I know, it’s a worn-out concept. But I never tire of it because for me it began with breaking glass. There was no peacefully flowing stream, no meditation. I wanted to destroy and rebuild but when I realized I couldn’t smash the existing system I decided to make my own. For me.
I wasn’t interested in what might work for anyone else. Selfishness was the fount of my creativity. Of course, I read and watched those others at first. Role models influence, and our initial instinct is to mimic what and who we perceive to be successful. In the modern age we simply touch a screen to “like” them and imply distant, virtual similarity. Back then, the process required more blood and meat. To imitate in a meaningful way one had to learn a language and a skill, and to accept the discomfort of uncertainty. Because of that investment, I realized quickly that, no matter how successful or popular, there were people and pastimes I did not want to emulate.
I didn’t need to be like anyone else, only to learn from them. And I certainly wasn’t going to live my life hoping that others would like me. I fought on several fronts: against the difficulty of genuine change, the powerful need to be accepted, and against the programming that made my revolution necessary. Confronting myself was the hardest step. Before I could become who I wanted I had to understand who I was.
If I wish to continue growing this will never change.
Right now - today - I don’t want to be the old me, to imitate my former self. Fucking well move on. Wherever it leads. I can’t force it. I can’t force it well anyway. I simply aim towards the goal that interests me in the moment, walk towards it, avoid distraction so I don’t forget that goal and … then I become what comes.
There is beauty in repetition, in perfecting the repetitions, and in the efficiency that evolves from such narrow, focused practice. On a micro level these details are important and necessary. But repetition on a macro scale eventually kills the spirit. I simply cannot do the same thing or be the same me until the day I die. Repeating myself only hastens that day. I am, of course, stuck with my experience and the skills I have developed. We all are.
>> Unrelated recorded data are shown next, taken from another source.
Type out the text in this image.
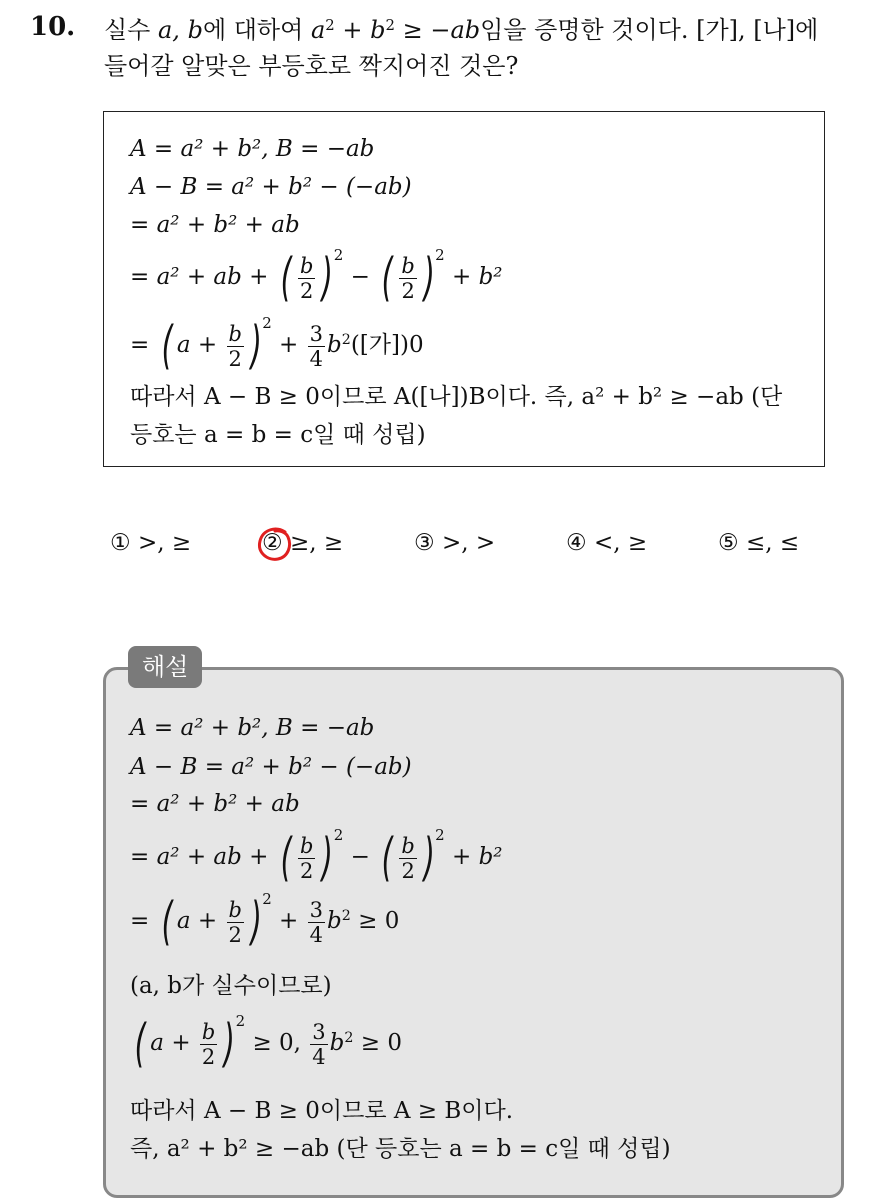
10. 실수 a, b에 대하여 $a^2 + b^2 \ge -ab$임을 증명한 것이다. [가], [나]에
들어갈 알맞은 부등호로 짝지어진 것은?
A = a² + b², B = −ab
A − B = a² + b² − (−ab)
= a² + b² + ab
= a² + ab + ( $\frac{b}{2} )^2$ − ( $\frac{b}{2} )^2 + b^2$
= ( $a + \frac{b}{2} )^2 + \frac{3}{4} b^2$([가])0
따라서 A − B ≥ 0이므로 A([나])B이다. 즉, a² + b² ≥ −ab (단
등호는 a = b = c일 때 성립)
① >, ≥	② ≥, ≥	③ >, >	④ <, ≥	⑤ ≤, ≤
해설
A = a² + b², B = −ab
A − B = a² + b² − (−ab)
= a² + b² + ab
= a² + ab + ( $\frac{b}{2} )^2$ − ( $\frac{b}{2} )^2 + b^2$
= ( $a + \frac{b}{2} )^2 + \frac{3}{4} b^2 \ge 0$
(a, b가 실수이므로)
( $a + \frac{b}{2} )^2 \ge 0$, $\frac{3}{4} b^2 \ge 0$
따라서 A − B ≥ 0이므로 A ≥ B이다.
즉, a² + b² ≥ −ab (단 등호는 a = b = c일 때 성립)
Total revolution is an impossibility after a certain number of miles but I encourage exactly that revolution in anyone who can still change themselves and their course. Go for it. Break the chains. Unless your future happens to correspond exactly with your nature. If that’s the case well, be and do who you were born, raised and influenced to be. If not, break glass, rise against.
I don’t urge you to raise a flag against boredom. That’s not a values and ideals problem. That is a self-management issue. No, the flag I want to see fly heads a column of people fighting against recipes, against “supposed to” and expectations. I want to see angry people flip cars and toss molotov cocktails at the conventions that prevent freedom of thought, of expression, and above all, of action. Reject what ever holds you back. Destroy it if you must. I’m not talking property. I am speaking about norms. And the life we accept because we bought into it.
Everything we think and say and do trains us, consciously or not. Training is conditioning. My dear friend Burkey commented brilliantly that, “Our mental and emotional (spiritual) conditioning governs how we see the world …” He insists - and I agree - that we are conditioned by what we do, how we consciously train ourselves. Can you understand how what you do daily - the decisions you make and the actions you take - affects what you might or will do in the future? Never an action without reaction. Never a choice without consequence. Examine this.
I fought the conditioning of my youth and warred against the norms nurtured into me. I fought that war for years. I made it a lifestyle. My constant battle allowed independence. It allowed me to think freely, and behave the same. But the loner is always drawn to the pack one way or another. Understanding this is useful.
Now, in a quest for greater freedom I find myself willing to accept bonds I would have slashed and burned as a younger man. Is it a bad thing? An irreversible thing? Or inconsistent with my ideals? Maybe the lesson of age is that I don’t need to confront and reject what appears to block my path. Maybe, I can use The Man to do exactly what I want, harness his power and momentum to achieve my own goals. Leverage.
These days fitness and sport performance are tied to language and politics. Most people step to the loudest drumbeat, and appear to be comfortable doing so. Or chase the latest, greatest, finally-proven or at least demonstrated tactic or device. A minority chooses a different beat. Marginal compared to the norm but still a man-made beat. Unfortunately, many of them shout about it. They make it a fight instead of a simple choice. They judge. They condemn. All to justify their own actions. To elevate themselves even though they are doing more or less the same thing as everyone else: picking shit up, putting it down and eating food so they can keep doing so.
At the time of this writing I don’t think it wise or necessary to waste energy on (continued) confrontation. Revolution requires an establishment to fight against but once you revolt there is no need to maintain a relationship. Don’t stay so long that you become what you fought against. Reject what didn’t work for you and move on. You don’t need an adversary. You just need to change. Or, in the words of a dear friend, you shouldn’t “give a shit about people who don’t give a shit.”
And that may be the best definition of evolution I have ever heard.